Senza neppure interrogarsi sui prodromi e sugli effetti dello stallo in atto spesso la popolazione non ha trovato di meglio che indignarsi. Tuttavia gli stessi Indignati non riescono a fornire un progetto preciso della nuova economia, della nuova società e infine dell’uomo nuovo. Per spingere la gente a credere in un progetto lo si deve sostenere con un fine in certo modo messianico: per i conservatori questa palingenesi era il ritorno alla stabilità di un’epoca migliore, per i marxisti rappresentava una società senza classi, per i nazionalisti era lo Stato nazionale unito dalla solidarietà, per i liberali il concretizzarsi di un regno di libertà. Personalmente non credo nell’esistenza realistica di una leva talmente potente da sollevare le fondamenta dell’umanità. La fine delle ideologie non è fortunatamente la fine della politica in quanto tale. Quest’ultima segue la propria via navigando a vista, se occorre. Rimane il fatto che i tradizionali partiti “ideologici”, come i cristiano-democratici, i social-democratici, i liberali e i conservatori, sono sempre più sfiatati. L’erosione ideologica indebolisce infatti anche l’adesione politica. In un contesto globale nel quale i partiti faticano a mettere in evidenza le loro differenze (e i loro obiettivi), viene meno l’accettazione stessa del sistema che ne è alla base e ne consegue che tutte le controversie di vario colore assumano coerentemente un carattere artificiale, alimentando solo il narcisismo dei protagonisti della politica attiva.

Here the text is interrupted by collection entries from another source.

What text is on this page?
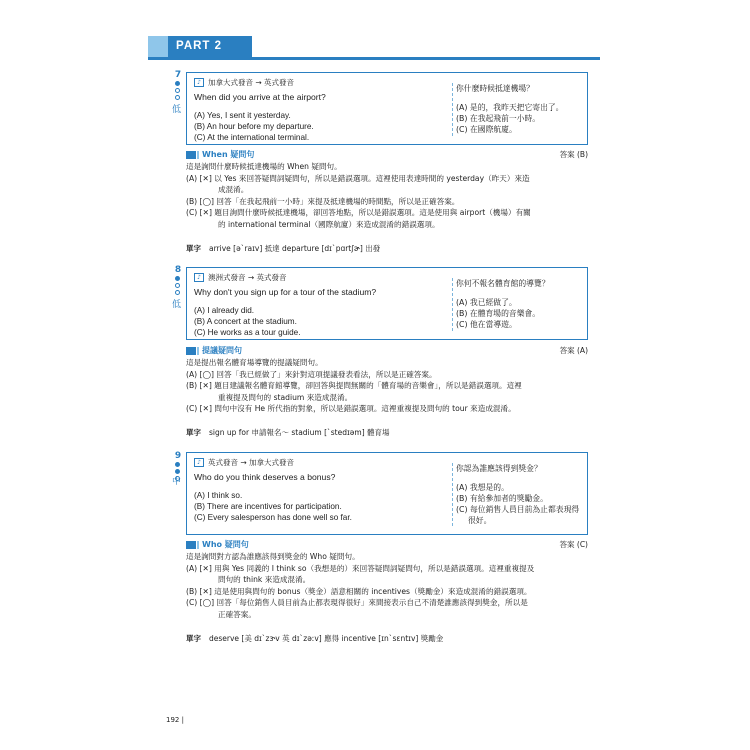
PART 2
7
低
♪ 加拿大式發音 → 英式發音
When did you arrive at the airport?
(A) Yes, I sent it yesterday.
(B) An hour before my departure.
(C) At the international terminal.
你什麼時候抵達機場？
(A) 是的，我昨天把它寄出了。
(B) 在我起飛前一小時。
(C) 在國際航廈。
When 疑問句	答案 (B)
這是詢問什麼時候抵達機場的 When 疑問句。
(A) [✕] 以 Yes 來回答疑問詞疑問句，所以是錯誤選項。這裡使用表達時間的 yesterday（昨天）來造
成混淆。
(B) [◯] 回答「在我起飛前一小時」來提及抵達機場的時間點，所以是正確答案。
(C) [✕] 題目詢問什麼時候抵達機場，卻回答地點，所以是錯誤選項。這是使用與 airport（機場）有關
的 international terminal（國際航廈）來造成混淆的錯誤選項。
單字 arrive [ə`raɪv] 抵達 departure [dɪ`pɑrtʃɚ] 出發
8
低
♪ 澳洲式發音 → 英式發音
Why don't you sign up for a tour of the stadium?
(A) I already did.
(B) A concert at the stadium.
(C) He works as a tour guide.
你何不報名體育館的導覽？
(A) 我已經做了。
(B) 在體育場的音樂會。
(C) 他在當導遊。
提議疑問句	答案 (A)
這是提出報名體育場導覽的提議疑問句。
(A) [◯] 回答「我已經做了」來針對這項提議發表看法，所以是正確答案。
(B) [✕] 題目建議報名體育館導覽，卻回答與提問無關的「體育場的音樂會」，所以是錯誤選項。這裡
重複提及問句的 stadium 來造成混淆。
(C) [✕] 問句中沒有 He 所代指的對象，所以是錯誤選項。這裡重複提及問句的 tour 來造成混淆。
單字 sign up for 申請報名～ stadium [`stedɪəm] 體育場
9
中
♪ 英式發音 → 加拿大式發音
Who do you think deserves a bonus?
(A) I think so.
(B) There are incentives for participation.
(C) Every salesperson has done well so far.
你認為誰應該得到獎金？
(A) 我想是的。
(B) 有給參加者的獎勵金。
(C) 每位銷售人員目前為止都表現得
很好。
Who 疑問句	答案 (C)
這是詢問對方認為誰應該得到獎金的 Who 疑問句。
(A) [✕] 用與 Yes 同義的 I think so（我想是的）來回答疑問詞疑問句，所以是錯誤選項。這裡重複提及
問句的 think 來造成混淆。
(B) [✕] 這是使用與問句的 bonus（獎金）語意相關的 incentives（獎勵金）來造成混淆的錯誤選項。
(C) [◯] 回答「每位銷售人員目前為止都表現得很好」來間接表示自己不清楚誰應該得到獎金，所以是
正確答案。
單字 deserve [美 dɪ`zɝv 英 dɪ`zəːv] 應得 incentive [ɪn`sɛntɪv] 獎勵金
192 |
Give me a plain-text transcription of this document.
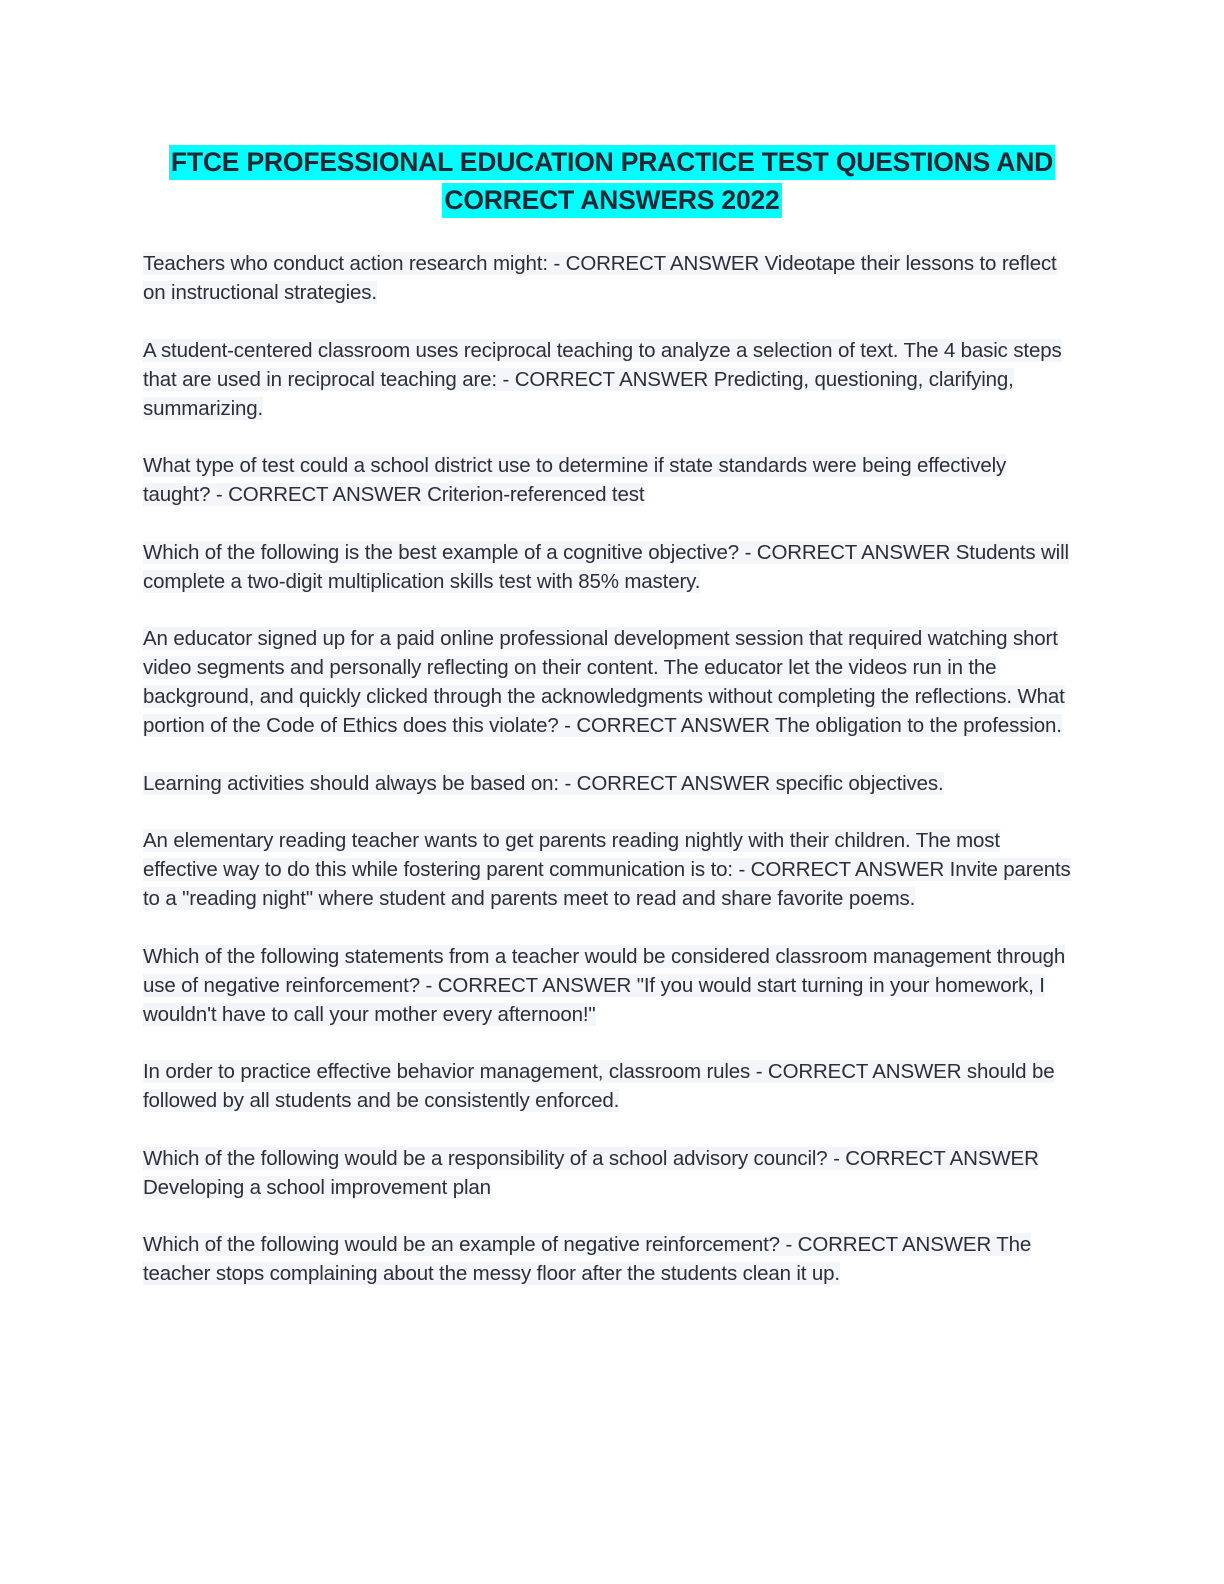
FTCE PROFESSIONAL EDUCATION PRACTICE TEST QUESTIONS AND CORRECT ANSWERS 2022

Teachers who conduct action research might: - CORRECT ANSWER Videotape their lessons to reflect on instructional strategies.

A student-centered classroom uses reciprocal teaching to analyze a selection of text. The 4 basic steps that are used in reciprocal teaching are: - CORRECT ANSWER Predicting, questioning, clarifying, summarizing.

What type of test could a school district use to determine if state standards were being effectively taught? - CORRECT ANSWER Criterion-referenced test

Which of the following is the best example of a cognitive objective? - CORRECT ANSWER Students will complete a two-digit multiplication skills test with 85% mastery.

An educator signed up for a paid online professional development session that required watching short video segments and personally reflecting on their content. The educator let the videos run in the background, and quickly clicked through the acknowledgments without completing the reflections. What portion of the Code of Ethics does this violate? - CORRECT ANSWER The obligation to the profession.

Learning activities should always be based on: - CORRECT ANSWER specific objectives.

An elementary reading teacher wants to get parents reading nightly with their children. The most effective way to do this while fostering parent communication is to: - CORRECT ANSWER Invite parents to a "reading night" where student and parents meet to read and share favorite poems.

Which of the following statements from a teacher would be considered classroom management through use of negative reinforcement? - CORRECT ANSWER "If you would start turning in your homework, I wouldn't have to call your mother every afternoon!"

In order to practice effective behavior management, classroom rules - CORRECT ANSWER should be followed by all students and be consistently enforced.

Which of the following would be a responsibility of a school advisory council? - CORRECT ANSWER Developing a school improvement plan

Which of the following would be an example of negative reinforcement? - CORRECT ANSWER The teacher stops complaining about the messy floor after the students clean it up.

Chi emerge da questo contesto è il classico leader personale e populista senza progetti a lungo termine. Del resto il «leaderista» vede bene che non è un programma che interessi ai suoi elettori. Il populismo attuale è un modo per sfogare frustrazioni e tensioni pure individuali: provoca rivolte e jacqueries anche violente, ma non conduce certamente al manifestarsi di nuovi Stalin e Hitler. Con la fine delle ideologie non siamo passati dalla padella nella brace, insomma. Ma neppure nel trionfo della maturità democratica, perché la crisi ideologica si accompagna per propria natura alla fondamentale depressione della fiducia nella politica stessa. Le future elezioni non condurranno i tiranni al vertice dello Stato, ma avanti di questo passo non potranno nemmeno generare degli statisti in grado di rimettere in carreggiata l’intero sistema.